Having spent a fair amount of time reading the various manuals of therapeutic spirituality for my recent book on American religion, I came away convinced that the Deepak Chopras and Eckhart Tolles and Elizabeth Gilberts are, indeed, enchanted “with the self in its particularity” — but that they’re also eager (desperately so, at times) to reconcile this enchantment with the God Within with the traditional monotheistic quest for the God Without, rather than treating one as a substitution for the other.

There’s no question which of the two Gods these authors ultimate privilege — hence the tendency toward spiritual solipsism that Hart rightly identifies. (If the God you find within disagrees with the God of your scriptures or your traditions, well, so much the worse for your scriptures or your traditions.) But this privileging does not amount to anything like a true denial of transcendance.

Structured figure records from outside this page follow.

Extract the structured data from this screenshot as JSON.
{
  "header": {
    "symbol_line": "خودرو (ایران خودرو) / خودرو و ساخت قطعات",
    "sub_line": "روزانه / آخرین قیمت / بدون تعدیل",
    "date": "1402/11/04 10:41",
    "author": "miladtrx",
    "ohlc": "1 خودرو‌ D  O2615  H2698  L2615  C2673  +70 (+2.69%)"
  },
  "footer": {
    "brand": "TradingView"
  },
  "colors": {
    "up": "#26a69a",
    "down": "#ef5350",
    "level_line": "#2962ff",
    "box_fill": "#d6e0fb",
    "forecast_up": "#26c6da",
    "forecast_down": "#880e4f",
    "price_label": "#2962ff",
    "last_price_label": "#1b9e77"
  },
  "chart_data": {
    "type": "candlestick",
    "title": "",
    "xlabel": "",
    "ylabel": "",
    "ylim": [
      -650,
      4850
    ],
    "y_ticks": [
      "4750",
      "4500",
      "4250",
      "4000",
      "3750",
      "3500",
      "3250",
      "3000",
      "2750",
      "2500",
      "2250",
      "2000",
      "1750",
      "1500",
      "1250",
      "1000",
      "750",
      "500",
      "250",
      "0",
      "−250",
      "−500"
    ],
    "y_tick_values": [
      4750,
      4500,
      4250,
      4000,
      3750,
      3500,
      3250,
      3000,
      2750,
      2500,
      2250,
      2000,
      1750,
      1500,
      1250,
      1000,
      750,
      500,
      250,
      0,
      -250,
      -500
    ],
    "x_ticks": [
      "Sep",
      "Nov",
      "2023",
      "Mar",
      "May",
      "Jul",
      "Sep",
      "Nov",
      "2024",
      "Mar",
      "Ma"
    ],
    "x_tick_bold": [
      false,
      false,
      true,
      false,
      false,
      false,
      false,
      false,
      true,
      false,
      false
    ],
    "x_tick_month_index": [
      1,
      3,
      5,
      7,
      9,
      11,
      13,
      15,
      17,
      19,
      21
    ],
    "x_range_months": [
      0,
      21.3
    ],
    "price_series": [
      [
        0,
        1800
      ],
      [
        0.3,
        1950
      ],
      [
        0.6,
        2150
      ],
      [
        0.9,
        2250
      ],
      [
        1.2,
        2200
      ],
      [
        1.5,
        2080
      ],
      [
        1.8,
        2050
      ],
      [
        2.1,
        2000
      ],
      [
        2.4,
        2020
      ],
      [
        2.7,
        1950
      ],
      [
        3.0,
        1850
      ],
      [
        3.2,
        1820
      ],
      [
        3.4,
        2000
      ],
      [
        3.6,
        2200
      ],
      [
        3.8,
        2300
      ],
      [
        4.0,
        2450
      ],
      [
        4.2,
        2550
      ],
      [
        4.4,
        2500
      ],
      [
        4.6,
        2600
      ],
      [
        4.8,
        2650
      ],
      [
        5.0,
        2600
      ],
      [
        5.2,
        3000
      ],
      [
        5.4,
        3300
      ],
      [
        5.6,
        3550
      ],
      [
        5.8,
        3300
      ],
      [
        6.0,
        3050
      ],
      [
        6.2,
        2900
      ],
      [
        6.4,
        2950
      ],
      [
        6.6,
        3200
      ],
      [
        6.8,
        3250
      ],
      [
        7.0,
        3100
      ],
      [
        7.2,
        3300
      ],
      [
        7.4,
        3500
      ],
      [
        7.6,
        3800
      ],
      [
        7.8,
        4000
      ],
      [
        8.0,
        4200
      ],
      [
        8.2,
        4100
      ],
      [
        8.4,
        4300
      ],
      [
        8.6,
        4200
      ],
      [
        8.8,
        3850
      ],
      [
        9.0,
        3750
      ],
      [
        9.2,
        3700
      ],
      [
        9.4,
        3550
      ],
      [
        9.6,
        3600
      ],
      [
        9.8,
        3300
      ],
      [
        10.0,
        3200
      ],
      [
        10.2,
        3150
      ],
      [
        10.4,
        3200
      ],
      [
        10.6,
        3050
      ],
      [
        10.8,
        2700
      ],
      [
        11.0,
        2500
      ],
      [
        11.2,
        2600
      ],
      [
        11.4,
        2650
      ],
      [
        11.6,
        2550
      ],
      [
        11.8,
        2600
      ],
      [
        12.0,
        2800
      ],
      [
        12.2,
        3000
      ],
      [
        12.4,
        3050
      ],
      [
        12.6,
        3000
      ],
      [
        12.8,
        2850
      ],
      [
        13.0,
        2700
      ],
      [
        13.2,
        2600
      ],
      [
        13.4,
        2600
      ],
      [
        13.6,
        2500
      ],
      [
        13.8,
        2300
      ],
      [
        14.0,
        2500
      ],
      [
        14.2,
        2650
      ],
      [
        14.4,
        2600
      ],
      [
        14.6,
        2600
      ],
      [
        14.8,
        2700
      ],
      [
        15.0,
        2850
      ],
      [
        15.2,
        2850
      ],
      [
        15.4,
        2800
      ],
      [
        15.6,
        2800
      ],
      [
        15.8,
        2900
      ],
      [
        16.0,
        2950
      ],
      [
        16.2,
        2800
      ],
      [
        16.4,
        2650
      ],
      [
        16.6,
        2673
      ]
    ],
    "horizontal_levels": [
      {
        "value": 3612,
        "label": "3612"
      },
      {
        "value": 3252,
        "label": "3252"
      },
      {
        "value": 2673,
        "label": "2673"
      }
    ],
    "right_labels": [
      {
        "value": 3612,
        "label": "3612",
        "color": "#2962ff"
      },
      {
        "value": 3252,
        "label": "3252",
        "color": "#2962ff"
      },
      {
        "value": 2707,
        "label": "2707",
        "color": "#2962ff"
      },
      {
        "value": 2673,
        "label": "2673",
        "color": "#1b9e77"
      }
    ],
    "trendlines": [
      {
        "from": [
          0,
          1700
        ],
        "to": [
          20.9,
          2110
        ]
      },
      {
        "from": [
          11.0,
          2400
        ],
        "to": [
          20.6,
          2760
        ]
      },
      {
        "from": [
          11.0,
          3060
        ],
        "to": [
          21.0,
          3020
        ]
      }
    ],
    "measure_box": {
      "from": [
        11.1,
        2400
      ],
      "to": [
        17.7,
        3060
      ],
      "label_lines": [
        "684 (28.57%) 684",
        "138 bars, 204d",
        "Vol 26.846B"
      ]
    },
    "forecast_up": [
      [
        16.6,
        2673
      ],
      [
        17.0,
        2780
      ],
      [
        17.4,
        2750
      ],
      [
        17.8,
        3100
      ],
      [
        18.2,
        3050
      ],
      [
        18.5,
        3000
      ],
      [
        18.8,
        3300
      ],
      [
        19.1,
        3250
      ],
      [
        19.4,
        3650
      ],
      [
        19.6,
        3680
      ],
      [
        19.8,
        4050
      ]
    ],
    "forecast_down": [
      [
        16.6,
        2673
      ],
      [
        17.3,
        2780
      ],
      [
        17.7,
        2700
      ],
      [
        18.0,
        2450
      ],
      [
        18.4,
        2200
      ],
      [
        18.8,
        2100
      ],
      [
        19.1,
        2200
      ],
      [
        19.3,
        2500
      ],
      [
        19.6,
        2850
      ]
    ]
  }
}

After reading this I thought some about private revelations and the rejection of such notions in the Reformed confessions. Scripture is the norm for Protestants. God stands above Scripture. He has not revealed everything in Scripture. But what he has revealed is true and it reflects his mind. It is not a shadow even if it does not reveal everything that God knows. For that reason, Protestants are very squeamish about adding to Scripture, whether private revelations or new writings or traditions of men.

But if you are not so bibliocentric, if you believe an apostle or an officer has access to truth that does not exist in Scripture (or even tradition), what standard do you have for evaluating whether the apostle or officer or tongues-speaker is speaking the truth? I don’t know if defenders of Francis worry about placing an authority beyond common or accepted standards of truth and goodness the way that Protestants have and do. But if they don’t, are they in danger of re-doing Ockham?